Please Meet My Pillow, We've Been Together for Three Years

There was a hugely fascinating article in this weekend's New York Times about a Japanese social phenomenon that needs to be read to be believed: A growing community of men are happily in love with 2-D animated characters. It’s like Lars and The Real Girl, but instead of being in love with anatomically correct dolls, these men are in love with pillows, decorated with the image of an (often pre-pubescent) anime character. Apparently, it’s socially acceptable. There’s a word for this predilection (moe) and, according to the story, most men deeply involved with anime and magna culture can put themselves on a 1-10 scale of moe-ness, with one being totally into real women, 10 being totally into animated ones. The "guru" of the “2-D Love Movement” was even booed for confessing to watching 3-D porn.

If you doubted there was some psychological benefit to getting laid at a young age (either thanks to pre-marital sex or an early marriage), consider the fact that this phenomenon is “attributed in part to the difficulty many young Japanese have in navigating modern romantic life. More than a quarter of men and women between the ages of 30 and 34 are virgins; 50 percent of men and women in Japan do not have friends of the opposite sex.” And thus, they turn to pillows.

And yet as unhealthy and strange as this whole being in love with objects thing seems to be, there’s so much interesting stuff at play here: The movement's leading proponent defends his choice as one that takes a stand against "romantic capitalism.” He believes that: "romance was marketed so excessively through B-movies, soap operas and novels during Japan’s economic bubble of the ’80s that it has become a commodity and its true value has been lost; romance is so tainted with social constructs that it can be bought by only good looks and money.” Which, you know, there’s something to, if not quite enough to make most of us fall in love with inanimate objects.

Other things I wonder: Can you really fall in love with a pillow? How does this relate/compare to self-identifying as asexual? Is it really better than just being lonely?

Tags: 2-D, Anime, Japan, Otaku

Willa Paskin Writer, pop culture junkie

Comments

I've felt really uneasy

By: Trixie Films | Thu, 07/30/2009 - 23:36

I've felt really uneasy watching the 'freak show' dynamic as it's played out this week. As Rachel says, it's good to talk about underlying issues for this kind of isolation and fetishism. There are a lot of lonely people out there, even if they're not carrying around pillows with pictures of prepubescent fantasy objects on them.

Just yesterday I wrote in The American Virgin about a Savage Love column that ran three letters from older male virgins. Their stories are very depressing, but many of the comments were encouraging and empathetic. I want to believe that creating more openness and community could help many isolated people reconnect to the world and maybe pursue intimate relationships. http://tinyurl.com/lulh4o

Hi Willa, I think this piece

By: Rachel Hills | Tue, 07/28/2009 - 08:32

Hi Willa, I think this piece hit on the most interesting thing about this phenomenon: the sense of loneliness that underscores it.
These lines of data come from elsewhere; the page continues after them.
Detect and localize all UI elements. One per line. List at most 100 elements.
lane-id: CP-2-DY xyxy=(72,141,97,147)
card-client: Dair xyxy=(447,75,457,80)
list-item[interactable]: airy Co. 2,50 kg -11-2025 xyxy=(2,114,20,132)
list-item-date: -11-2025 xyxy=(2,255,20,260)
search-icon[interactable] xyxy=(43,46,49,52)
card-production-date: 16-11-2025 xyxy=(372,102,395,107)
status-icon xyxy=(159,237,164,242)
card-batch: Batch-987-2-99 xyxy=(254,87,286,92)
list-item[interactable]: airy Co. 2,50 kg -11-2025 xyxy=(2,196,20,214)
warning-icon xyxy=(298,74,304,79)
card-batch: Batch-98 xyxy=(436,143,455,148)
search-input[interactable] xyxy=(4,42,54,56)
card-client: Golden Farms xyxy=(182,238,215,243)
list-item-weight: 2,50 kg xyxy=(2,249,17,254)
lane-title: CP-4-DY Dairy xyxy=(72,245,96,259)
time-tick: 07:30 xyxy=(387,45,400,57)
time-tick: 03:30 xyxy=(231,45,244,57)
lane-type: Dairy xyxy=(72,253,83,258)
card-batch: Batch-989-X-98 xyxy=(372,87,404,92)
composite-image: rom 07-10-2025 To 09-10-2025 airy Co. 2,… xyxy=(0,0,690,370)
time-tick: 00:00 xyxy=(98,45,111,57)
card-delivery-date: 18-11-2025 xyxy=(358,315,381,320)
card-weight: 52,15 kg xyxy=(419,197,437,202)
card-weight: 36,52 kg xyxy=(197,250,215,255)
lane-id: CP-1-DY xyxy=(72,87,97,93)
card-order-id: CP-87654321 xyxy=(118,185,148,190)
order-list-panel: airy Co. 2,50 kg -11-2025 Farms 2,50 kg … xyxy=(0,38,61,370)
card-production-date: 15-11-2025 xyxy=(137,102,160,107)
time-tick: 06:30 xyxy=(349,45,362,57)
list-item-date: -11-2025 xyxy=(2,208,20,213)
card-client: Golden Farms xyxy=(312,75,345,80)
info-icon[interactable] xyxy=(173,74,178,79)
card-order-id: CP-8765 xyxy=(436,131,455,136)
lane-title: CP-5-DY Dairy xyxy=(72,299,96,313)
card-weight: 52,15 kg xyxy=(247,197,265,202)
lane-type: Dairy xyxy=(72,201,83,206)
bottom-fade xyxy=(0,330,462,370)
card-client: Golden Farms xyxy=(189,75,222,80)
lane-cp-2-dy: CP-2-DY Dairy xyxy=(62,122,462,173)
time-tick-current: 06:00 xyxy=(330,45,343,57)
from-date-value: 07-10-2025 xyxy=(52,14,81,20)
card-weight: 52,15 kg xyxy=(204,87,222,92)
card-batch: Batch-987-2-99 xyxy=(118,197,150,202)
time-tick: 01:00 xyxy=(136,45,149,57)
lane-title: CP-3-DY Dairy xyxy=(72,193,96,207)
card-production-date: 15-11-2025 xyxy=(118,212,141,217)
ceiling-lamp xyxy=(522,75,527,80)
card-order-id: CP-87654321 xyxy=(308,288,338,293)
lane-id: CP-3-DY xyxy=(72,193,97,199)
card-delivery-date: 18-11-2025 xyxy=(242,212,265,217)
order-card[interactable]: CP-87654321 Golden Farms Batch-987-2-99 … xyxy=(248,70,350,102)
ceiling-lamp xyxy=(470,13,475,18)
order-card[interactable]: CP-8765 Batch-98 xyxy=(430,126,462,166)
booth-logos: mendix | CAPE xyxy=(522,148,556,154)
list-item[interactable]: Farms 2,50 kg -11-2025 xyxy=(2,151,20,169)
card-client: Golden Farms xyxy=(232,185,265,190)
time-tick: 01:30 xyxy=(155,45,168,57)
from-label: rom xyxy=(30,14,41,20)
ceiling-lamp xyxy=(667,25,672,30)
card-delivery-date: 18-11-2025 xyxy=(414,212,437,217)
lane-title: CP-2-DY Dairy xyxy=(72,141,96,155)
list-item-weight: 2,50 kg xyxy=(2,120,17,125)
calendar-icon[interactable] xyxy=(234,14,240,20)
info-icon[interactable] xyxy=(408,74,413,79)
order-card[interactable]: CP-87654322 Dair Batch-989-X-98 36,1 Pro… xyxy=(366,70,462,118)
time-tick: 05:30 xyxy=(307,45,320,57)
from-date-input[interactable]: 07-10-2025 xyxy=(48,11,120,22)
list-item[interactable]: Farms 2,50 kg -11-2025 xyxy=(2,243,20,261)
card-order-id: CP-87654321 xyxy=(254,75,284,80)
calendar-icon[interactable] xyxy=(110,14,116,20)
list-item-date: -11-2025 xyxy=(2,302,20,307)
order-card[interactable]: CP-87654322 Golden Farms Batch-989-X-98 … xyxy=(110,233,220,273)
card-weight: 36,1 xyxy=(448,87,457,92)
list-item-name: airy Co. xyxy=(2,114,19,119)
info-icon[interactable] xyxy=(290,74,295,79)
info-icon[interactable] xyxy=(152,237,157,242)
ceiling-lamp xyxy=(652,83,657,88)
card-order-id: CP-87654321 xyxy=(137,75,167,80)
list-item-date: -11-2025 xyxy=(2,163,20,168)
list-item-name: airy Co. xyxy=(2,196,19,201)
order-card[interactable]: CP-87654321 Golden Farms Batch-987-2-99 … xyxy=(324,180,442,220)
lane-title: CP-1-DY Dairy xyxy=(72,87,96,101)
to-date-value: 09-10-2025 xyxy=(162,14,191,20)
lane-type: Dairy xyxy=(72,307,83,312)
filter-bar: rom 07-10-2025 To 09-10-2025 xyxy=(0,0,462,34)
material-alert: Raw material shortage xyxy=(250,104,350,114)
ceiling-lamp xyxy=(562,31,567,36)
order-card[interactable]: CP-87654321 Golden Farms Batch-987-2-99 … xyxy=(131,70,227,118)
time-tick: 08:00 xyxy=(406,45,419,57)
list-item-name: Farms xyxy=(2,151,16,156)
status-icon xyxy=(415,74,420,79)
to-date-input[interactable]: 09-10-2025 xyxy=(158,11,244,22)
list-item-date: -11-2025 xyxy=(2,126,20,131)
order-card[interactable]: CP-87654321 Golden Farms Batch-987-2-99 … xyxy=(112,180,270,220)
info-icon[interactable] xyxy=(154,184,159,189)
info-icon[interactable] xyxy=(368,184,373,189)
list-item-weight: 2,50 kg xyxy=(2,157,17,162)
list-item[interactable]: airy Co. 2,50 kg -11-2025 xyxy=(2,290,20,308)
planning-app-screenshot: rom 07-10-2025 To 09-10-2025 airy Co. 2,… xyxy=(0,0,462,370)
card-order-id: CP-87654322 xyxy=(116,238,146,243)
Japan has for a while been the go-to country for oddball stories - especially those relating to isolation. That a staggering 25 percent of Japanese men and women have not had intercourse by their early thirties (or, presumably, in many cases an intimate relationship) speaks of this isolation. But as The American Virgin points out, the Japanese aren’t the only ones having trouble negotiating the modern sex and relationships field.

Through my own research on young adults’ attitudes on sex and relationships, along with my work as a journalist, I’ve noticed a substantial - but usually invisible - minority of women and men in their mid-late twenties who are yet to experience an ongoing relationship. Most of them have had sex, but it’s less the Bacchanalian orgy portrayed in most media coverage of hook-up culture than something far more intermittent and episodic. As one 22-year-old explained, “The frequency of these encounters are quite low. The most promiscuous of my friends would have four in one year; others would have none.” Her remarks are typical.

None of the people I have spoken with have resorted to relations with a pillow or a doll. By all accounts and observation, they’re completely normal, but that’s the point: their experiences are normal. And they aren’t all bad, either. Largely, they’re linked the delayed age of marriage and our increased focus on self-actualization before “settling down“.

Stories like the New York Times one have an obvious “freak” appeal, but it strikes me that it would be more useful - and just as interesting - to focus more on the issues that underlie them, and the way these issues play out closer to the middle of the bell curve.